Goodman is herself a published author and was notified that her three short-story collections were selected for the notable “American Writers Series” supplements. To read more about this, click here.
Goodman liked the books so much she purchased them as a gift for Jane Elliott, daughter of the CHSS dean, Dr. Sherman Elliott.
The night Jane began reading Gypsy, “she couldn’t put it down,” Elliott said, adding that his daughter avidly read both novels.
Speaking of Newsome, Elliott said: “We are very proud of our students and their accomplishments, and this is a big one.”
Newsome is preparing the third and final installment of the trilogy, “Rebel,” for publication. She also is seeking representation for her next novel, which will harken back to Newsome’s Irish heritage. She hopes that one of the estimated 220 queries she has sent out seeking representation will prove fruitful because “I don’t want to keep being self-published.”

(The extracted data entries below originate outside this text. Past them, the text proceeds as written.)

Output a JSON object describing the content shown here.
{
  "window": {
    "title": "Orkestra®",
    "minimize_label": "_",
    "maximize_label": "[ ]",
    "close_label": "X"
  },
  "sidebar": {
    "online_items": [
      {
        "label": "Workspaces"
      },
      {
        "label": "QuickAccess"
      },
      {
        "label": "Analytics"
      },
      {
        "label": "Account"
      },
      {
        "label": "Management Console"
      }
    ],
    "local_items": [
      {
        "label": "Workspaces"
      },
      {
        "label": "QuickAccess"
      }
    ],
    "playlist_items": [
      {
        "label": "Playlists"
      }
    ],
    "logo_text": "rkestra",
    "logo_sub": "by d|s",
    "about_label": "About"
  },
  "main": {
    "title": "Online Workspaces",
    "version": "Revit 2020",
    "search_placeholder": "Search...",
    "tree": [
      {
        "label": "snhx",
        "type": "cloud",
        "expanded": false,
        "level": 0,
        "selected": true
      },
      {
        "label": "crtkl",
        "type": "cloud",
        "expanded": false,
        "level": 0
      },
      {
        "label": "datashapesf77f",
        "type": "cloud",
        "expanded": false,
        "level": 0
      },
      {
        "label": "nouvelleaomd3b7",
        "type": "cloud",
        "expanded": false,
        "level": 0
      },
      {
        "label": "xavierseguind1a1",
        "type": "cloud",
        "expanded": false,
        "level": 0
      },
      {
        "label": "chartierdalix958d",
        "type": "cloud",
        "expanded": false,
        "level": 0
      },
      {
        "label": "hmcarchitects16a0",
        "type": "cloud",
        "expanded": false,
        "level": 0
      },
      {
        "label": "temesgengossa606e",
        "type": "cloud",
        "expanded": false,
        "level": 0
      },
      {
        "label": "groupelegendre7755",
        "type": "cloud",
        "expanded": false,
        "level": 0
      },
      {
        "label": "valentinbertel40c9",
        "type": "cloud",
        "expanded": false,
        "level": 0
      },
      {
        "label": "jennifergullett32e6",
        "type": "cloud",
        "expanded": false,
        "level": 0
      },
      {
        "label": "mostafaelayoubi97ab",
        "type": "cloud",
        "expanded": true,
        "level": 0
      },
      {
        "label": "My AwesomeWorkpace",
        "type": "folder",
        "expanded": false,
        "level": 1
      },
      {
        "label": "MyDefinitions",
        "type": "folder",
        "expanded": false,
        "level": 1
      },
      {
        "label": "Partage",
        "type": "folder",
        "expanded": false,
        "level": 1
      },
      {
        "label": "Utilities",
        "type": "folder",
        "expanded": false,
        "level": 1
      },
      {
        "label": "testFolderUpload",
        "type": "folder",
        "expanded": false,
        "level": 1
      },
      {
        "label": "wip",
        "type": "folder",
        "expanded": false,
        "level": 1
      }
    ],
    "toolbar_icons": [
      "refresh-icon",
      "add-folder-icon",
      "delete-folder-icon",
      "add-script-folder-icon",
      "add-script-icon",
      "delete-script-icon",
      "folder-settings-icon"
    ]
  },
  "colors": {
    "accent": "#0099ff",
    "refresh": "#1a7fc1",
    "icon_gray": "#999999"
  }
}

In “A Tainted Age,” Newsome has created a post-apocalyptic society still reeling from the devastating fifth world war.
“All the tales take place in the future, but not like “The Hunger Games,’” Newsome said. “Delle is a gypsy who has special powers from radiation left over from the war.”
In other words, Delle is a Taint, a person whose very existence is illegal. Cast out of society, Delle journeys to find Attis, who protected her and was willing to die for her.
“Without Attis, Delle’s life is a mass of confusion,” Newsome wrote on her series website. “Without him, there’s no one to convince her to ignore her secret — to stop her from being what she really is. That’s why she has to find him. No matter what the obstacles.”
Newsome’s fantastic imagination also has traveled under the sea and prompted her to engage in an interesting hobby: making mermaid tails out of lycra. She has made four so far.
“I like them,” she said. “I like to swim.”
Newsome hopes to work in publishing and wants to visit Ireland to explore her roots for her next novel. If she had her way, she would spend six or eight hours a day writing.
Newsome feels truly blessed to have attended GCU. She loves the campus, her professors and her roommates.
She is also close to her mother and to God. She dedicated Gypsy to her mother, “who taught me how to be kind and brave,” and to “my God, who has never let me fall farther than His arms can reach.”